I tried to figure out what’s the next best option. I started studying successful traders, fund managers and I realized that when they set up a hedge fund to trade, they do it with a decent size of money.

You can’t do it full-time or expect to make a lot of money if your trading account is like $500 $1,000. Just mathematically speaking, even if you make like 50% a year, on a $1,000 account, that’s only $500 a year.

Mathematically speaking, taking that $1,000 account and turning it into six figures or seven figures is either by fluke or by luck, otherwise, you will likely blow up your trading account.

If you want to, make money in trading, you need money. If you look at Warren Buffett, he bought an insurance company and uses the company’s premium to invest in the market. Correct me if I’m wrong, but I think that’s the path that he took in his early days of investing.

Then also, hedge fund managers raise capital from the financial markets to set up their hedge funds, because they need money to make money in trading or investing.

4. Different markets have different behaviours

I’ve heard of the saying, the market trends 30% of the time and 70% of the time it’s in a range and I kind of took that statement at face value. I didn’t really look too much into it.

But when I did some research, credits to Andrea Unger for sharing this technique, what he did was that he studied the behaviour of different forex markets and he realized that different markets have different characteristics.

For example, GBP/USD, GBP/JPY are trending markets. How do we define them as trending markets? Let’s take GBP/JPY for example.

He did a simple backtest and found that whenever the GBP/JPY broke above the previous day’s high, it will tend to continue higher. When the GBP/JPY breaks below the previous day low, this market tends to continue lower.

That’s when he realised that GBP/JPY is a trending market, it tends to have a follow-through.

Whereas on the other hand, let’s say the AUD/CAD, that’s a mean-reverting market. This market, whenever it breaks above the previous day’s high, will tend to reverse down lower.

Whenever it breaks below the previous day’s low, it tends to rebound higher. You can see that different markets have different behaviour, different characteristics.

If you have this information, you’ll realize that you can use this statistical data to your advantage. Because if you’re buying a breakout on the market that is has a trending behaviour, the odds of that breakout working out is much higher compared to buying a breakout on the market with a mean-reverting behaviour.

That’s one of my “aha!” moment as well, realizing that different markets have different behaviours.

And finally…

5. Some of the best traders out there have multiple sources of income

Initially, my thought is that, if you’re a trader, you can only know how to make money from trading, otherwise you’re fraud trader.

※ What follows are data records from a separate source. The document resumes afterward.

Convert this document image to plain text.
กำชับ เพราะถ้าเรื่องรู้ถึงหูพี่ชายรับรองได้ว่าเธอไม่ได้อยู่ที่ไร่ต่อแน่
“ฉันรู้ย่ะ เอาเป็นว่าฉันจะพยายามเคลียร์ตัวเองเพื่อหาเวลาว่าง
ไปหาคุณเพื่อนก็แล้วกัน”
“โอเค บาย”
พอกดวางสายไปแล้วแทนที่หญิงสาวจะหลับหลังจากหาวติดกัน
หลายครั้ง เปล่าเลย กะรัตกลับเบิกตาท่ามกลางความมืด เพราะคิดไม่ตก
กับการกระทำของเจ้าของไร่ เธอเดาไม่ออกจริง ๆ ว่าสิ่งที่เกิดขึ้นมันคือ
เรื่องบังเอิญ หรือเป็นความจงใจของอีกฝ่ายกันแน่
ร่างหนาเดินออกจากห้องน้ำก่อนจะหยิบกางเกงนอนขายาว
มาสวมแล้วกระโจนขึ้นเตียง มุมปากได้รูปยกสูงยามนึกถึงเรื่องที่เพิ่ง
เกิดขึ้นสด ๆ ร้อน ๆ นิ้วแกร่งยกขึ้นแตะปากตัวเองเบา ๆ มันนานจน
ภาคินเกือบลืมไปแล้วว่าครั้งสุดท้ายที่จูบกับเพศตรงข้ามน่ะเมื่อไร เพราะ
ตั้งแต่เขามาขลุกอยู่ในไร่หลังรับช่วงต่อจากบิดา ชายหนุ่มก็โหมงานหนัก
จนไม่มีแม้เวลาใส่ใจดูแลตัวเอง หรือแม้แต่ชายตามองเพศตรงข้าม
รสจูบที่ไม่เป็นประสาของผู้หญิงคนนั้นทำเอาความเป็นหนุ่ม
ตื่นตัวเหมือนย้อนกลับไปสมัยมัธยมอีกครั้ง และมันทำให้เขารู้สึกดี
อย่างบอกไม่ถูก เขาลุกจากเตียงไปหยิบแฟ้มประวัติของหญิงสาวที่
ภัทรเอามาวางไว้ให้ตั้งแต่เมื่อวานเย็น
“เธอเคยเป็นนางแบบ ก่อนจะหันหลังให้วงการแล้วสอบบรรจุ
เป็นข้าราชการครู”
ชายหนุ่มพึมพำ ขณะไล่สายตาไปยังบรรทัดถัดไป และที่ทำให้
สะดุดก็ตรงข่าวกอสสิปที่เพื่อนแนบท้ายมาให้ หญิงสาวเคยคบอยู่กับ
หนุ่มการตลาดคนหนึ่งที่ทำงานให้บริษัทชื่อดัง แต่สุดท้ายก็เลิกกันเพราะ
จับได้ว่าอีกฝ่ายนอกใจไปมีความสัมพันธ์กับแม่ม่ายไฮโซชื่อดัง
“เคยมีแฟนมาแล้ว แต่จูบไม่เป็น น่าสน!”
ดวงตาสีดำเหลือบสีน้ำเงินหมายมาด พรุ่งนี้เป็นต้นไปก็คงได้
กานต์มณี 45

But when I studied some of the exceptionally good traders out there, those who have the longest track record, I realized that trading isn’t their only source of income.

For example, let’s look at the market wizards. You have Mark Minervini, who is one of the popular stock market wizards out there.

He’s a consistently profitable trader, but at the same time he sells subscriptions to his private feed or something like that, and he has a weekend training course or agency that he runs. So he has multiple sources of income, even the income from his books.

Or how about Ed Seykota, another market wizard, he has some kind of trading tribe monthly subscription as well, which I believe he makes some money from there as well.

So if you just look around you, some of the best traders out there, they don’t just make money from trading. Trading is just one source of their income.

If you love trading great, but why not use trading to help you develop multiple sources of income, maybe after you have money from trading, you can go into property investing, etc. Those are just some ideas for you.

Let’s do a quick recap…

Recap

  1. You don’t have to win often in trading
  2. You want to create multiple uncorrelated trading systems so that your equity curve is much smoother over time
  3. You need money to make money in trading
  4. Different markets have different behaviours
  5. Some of the best traders I know have multiple sources of income

With that said, I wish you good luck and good trading. I’ll talk to you soon.